II

43 1 0
                                    

"O mistério da existência humana não reside apenas em permanecer vivo, mas em encontrar algo por que valha a pena viver." Fiódor Dostoiévsky

Londres, 8 de maio de 1995

          "NO AR", sinalizava a placa acima da porta daquela salinha acústica. O ambiente era escuro, lembrava mais uma cabine telefônica do que um estúdio, na verdade, apenas a luz acima dele iluminava o ambiente. A única coisa devidamente chamativa ali naquela sala era o blazer azul de August, e uma singela margarida que havia ganhado na entrada do prédio devidamente depositada dentro do bolso do blazer. Ele simplesmente decidiu que um dia escuro plenas 6 horas da manhã como aquele precisava de uma dose de alegria melancolicamente aplicada. August olha rapidamente para o relógio de pulso, mas não tinha pressa, embora a cadeira vazia a sua frente simbolizasse que alguém havia se atrasado para o seu compromisso.

          Diante dele, uma mesa cheia de fios que ligavam a dois microfones e algumas maquinas que ele não sabia para que serviam, mas julgou seu funcionamento essencial para a quantidade de cabos ligados. De repente, um ruído preenche aquele pequeno espaço; o rádio despertador - poucos centímetros de distância ao seu lado - começou a tocar, provavelmente a estação que estava escutando seria a que estava sendo gravada na sala ao lado.

"HOJE, DIA 8 DE MAIO DE 1995, COMEMORA-SE O QUINQUAGÉSIMO ANIVERSÁRIO DO CESSAR FOGO DA GUERRA.

Eu sou Rob Curling, da BBC News, falando diretamente da estação 94.4, estação do nosso querido colega de equipe Bruce Belfrage¹ [informação presente na nota de rodapé, final da página] em seu tributo nesse dia histórico, onde comemoramos os 50 anos desde o fim do período mais terrível que a humanidade pôde presenciar. Grandes cidades na Europa - como Berlim, Kiev, Mônaco e Varsóvia, comemorarão esse dia com passeatas em tributo pelas grandes avenidas, alguns de nossos repórteres já estão esperando nos pontos específicos para nos trazer mais detalhes neste exato momento. Alguns dos veteranos e heróis da guerra também se fazem presentes nos desfiles, apresentando novamente ao mundo um grande símbolo de resistência em busca da paz. São 6 horas e trinta e cinco da manhã e a promessa é de um lindo dia de sol. Tenham um bom dia."
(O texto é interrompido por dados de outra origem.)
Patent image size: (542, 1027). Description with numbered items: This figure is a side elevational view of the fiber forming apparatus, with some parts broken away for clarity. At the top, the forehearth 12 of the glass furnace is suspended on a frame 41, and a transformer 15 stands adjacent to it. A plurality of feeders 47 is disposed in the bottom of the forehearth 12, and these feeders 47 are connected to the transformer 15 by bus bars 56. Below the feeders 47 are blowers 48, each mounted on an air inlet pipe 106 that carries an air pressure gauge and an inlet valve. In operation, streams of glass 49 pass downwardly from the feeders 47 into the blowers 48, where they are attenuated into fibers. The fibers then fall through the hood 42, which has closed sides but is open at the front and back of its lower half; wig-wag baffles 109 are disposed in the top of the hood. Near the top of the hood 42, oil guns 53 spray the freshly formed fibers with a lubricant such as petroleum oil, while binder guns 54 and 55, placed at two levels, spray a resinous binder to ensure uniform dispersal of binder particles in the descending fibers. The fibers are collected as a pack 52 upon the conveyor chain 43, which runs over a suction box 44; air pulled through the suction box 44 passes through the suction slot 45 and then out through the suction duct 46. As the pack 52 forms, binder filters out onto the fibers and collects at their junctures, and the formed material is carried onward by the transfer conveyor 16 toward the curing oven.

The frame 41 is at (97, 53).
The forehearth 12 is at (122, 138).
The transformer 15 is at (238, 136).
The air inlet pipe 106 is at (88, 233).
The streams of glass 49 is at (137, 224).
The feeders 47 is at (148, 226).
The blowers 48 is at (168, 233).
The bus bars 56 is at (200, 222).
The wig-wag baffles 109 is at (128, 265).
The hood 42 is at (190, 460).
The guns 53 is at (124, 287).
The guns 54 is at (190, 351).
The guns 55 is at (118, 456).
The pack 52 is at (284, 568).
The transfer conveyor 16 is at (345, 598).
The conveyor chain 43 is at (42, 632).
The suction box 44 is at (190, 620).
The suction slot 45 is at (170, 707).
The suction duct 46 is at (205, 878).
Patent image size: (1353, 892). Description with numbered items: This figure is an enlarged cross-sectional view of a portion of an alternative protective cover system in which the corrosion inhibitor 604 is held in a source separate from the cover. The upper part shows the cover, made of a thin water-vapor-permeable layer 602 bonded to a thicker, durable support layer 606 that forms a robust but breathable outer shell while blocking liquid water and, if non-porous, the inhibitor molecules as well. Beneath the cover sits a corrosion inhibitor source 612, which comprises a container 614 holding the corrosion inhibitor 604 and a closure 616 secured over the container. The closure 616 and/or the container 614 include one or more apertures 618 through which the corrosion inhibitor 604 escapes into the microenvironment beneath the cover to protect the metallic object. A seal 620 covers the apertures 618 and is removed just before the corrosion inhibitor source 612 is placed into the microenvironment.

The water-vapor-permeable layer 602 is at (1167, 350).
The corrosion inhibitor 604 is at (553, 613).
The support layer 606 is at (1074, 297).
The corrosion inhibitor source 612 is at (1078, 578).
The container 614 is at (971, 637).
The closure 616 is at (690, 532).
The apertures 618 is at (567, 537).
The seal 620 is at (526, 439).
          August sorriu com as últimas palavras, balançando a cabeça. Habitava em Londres há quase 30 anos e nunca tinha visto um dia de sol que fosse, de fato, lindo; como nos desenhos de criança, sabe? Aqueles sóis desenhados no canto da folha, amarelos e vibrantes e descobertos por nuvens, já que elas se encontravam estrategicamente localizadas no plano azul do papel, onde o céu era representado. Não era o que acontecia ali. Lembrou que sua filha, quando era criança, gostava de dizer que o sol de Londres era muito tímido. Então, pensou se, na verdade, aquele locutor não quis apenas falar algo que ele mesmo adoraria ouvir - isso, na verdade, era bastante comum.

          Ele havia sido convidado para esse programa há um mês. A ideia principal do programa era a de convidar alguns veteranos para contar das suas experiências durante a guerra - August só não entendia o porquê aquilo era um motivo de comemoração global. Talvez ele que havia sido ensinado a deixar o passado no passado, mas ter que relembrar todos os detalhes de uma guerra mundial não deixava de lhe causar algum estranhamento, quem dirá para aqueles que ouvissem aquilo no futuro e tivessem passado por situações piores. Sentado ali esperando, August se sentia como um paciente aguardando por um resultado difícil e demorado - talvez o ambiente escuro lembrasse aquela sensação de hospital memorial. Demorou quase uma hora para que, finalmente, alguém batesse a porta. August se levanta para receber quem quer que entrasse.

- Bom dia, senhor. Sinto muito pelo atraso. - O rapaz entra na sala, carregando uma pasta em uma mão e papéis na outra - A chuva está avassaladora em Walworth.